When I was in university, I ventured that knitting might make a nice relaxing pastime.  I learned the basic “stitch” (is “stitch” the right word?) and embarked on making a scarf for Ken.  As I knit, the stitches became tighter and tighter; the rows got closer and closer together.  By the time the scarf was 4 inches long, I had used up an entire skein of wool.  The loops were so tightly wrapped around the knitting needles I could barely pry a stitch loose off of them without bending them in two.
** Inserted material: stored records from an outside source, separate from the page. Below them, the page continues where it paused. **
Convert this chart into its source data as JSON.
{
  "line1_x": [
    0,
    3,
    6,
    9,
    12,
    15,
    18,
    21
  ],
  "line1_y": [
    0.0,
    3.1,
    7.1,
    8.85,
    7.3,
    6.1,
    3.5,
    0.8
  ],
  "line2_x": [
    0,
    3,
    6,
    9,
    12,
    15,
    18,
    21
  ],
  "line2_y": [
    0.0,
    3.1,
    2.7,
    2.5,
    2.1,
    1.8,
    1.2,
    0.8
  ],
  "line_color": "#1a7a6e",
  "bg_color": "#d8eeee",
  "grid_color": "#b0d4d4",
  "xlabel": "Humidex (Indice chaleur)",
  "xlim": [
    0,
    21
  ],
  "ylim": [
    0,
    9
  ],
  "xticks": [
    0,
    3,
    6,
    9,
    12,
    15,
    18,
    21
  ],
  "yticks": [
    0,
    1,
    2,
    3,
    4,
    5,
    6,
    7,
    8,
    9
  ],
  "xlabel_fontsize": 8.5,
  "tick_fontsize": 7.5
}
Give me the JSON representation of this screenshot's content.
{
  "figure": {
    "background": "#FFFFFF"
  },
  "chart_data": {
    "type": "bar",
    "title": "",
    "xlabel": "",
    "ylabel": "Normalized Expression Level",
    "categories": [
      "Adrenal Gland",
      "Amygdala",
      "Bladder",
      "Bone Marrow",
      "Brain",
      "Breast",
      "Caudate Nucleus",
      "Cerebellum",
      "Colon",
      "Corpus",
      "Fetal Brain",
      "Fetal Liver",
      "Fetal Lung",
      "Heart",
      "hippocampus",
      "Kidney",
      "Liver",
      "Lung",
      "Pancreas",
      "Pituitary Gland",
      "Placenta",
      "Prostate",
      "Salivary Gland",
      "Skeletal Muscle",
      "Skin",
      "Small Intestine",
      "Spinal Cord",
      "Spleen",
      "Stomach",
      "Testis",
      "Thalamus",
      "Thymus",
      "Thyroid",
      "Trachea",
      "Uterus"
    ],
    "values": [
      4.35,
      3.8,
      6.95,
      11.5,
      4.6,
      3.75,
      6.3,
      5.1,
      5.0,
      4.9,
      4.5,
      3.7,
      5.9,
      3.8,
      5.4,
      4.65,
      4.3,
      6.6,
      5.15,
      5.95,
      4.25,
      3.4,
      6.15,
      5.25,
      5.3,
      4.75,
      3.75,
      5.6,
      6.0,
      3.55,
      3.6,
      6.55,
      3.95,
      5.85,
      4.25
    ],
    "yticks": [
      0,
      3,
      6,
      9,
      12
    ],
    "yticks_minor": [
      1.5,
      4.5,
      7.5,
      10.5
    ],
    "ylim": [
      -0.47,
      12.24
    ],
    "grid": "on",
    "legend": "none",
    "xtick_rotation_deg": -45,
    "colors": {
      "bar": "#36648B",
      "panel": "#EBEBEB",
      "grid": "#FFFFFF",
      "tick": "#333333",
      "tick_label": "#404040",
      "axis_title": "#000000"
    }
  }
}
They vibrated with the tension.  Everyone agreed that maybe it was me who was wound just a little too tightly.  Knitting, as it turned out, was not that good for my stress level after all.

Many years later I decided to jump back onto the hobby horse (pause for reader eye roll.)

By this time, we had discovered something quite beneficial to our stress level wine. The relics of our wine drinking eventually stockpiled into an impressive cork collection.  “Why not make those into attractive cork wreaths?” I thought, “Sure! Now there’s a craft that is right up my alley!”

I mentioned that I don’t own a glue gun. I did not regard this as a disadvantage – at first. In fact I took it as an opportunity to work au naturel no, not naked! I mean: I intended to work only with natural materials. Instead of hot glue, I self-righteously used raffia to tie each cork onto a grapevine frame which I thought was a most suitable choice. The advantages of glue gunning soon became apparent.  Corks are slippery little bastards.  Pardon my French, but reliving the vexation caused by corks continuously slipping out of their raffia bindings irritates me all over again!  

Neither did I think about following some kind of pattern in tying them on (that was another pun if you were paying attention.)  Or following some kind of instructions from Martha Stewart or other craft maven. There was neither rhyme nor reason to my corks. They were tied randomly; all higgledy-piggledy; sticking out at funny angles, some drooping, some upright, some comin’ at ‘ya like Sarah Palin’s rifles.  I tried stuffing little tufts of dried flowers into gaps between corks to see if that improved it. Nothing would – short of a different craftsperson. It was a mess.  And the worst part was thinking I’d have to make more of them.  I couldn’t imagine why I would want to do this AGAIN!

I abandoned all craft aspirations that day.  I decided to accept my limitations. I learned an important lesson: it's the second amendment from the Craft Constitution. Real crafters have glue guns. And they know how to use them.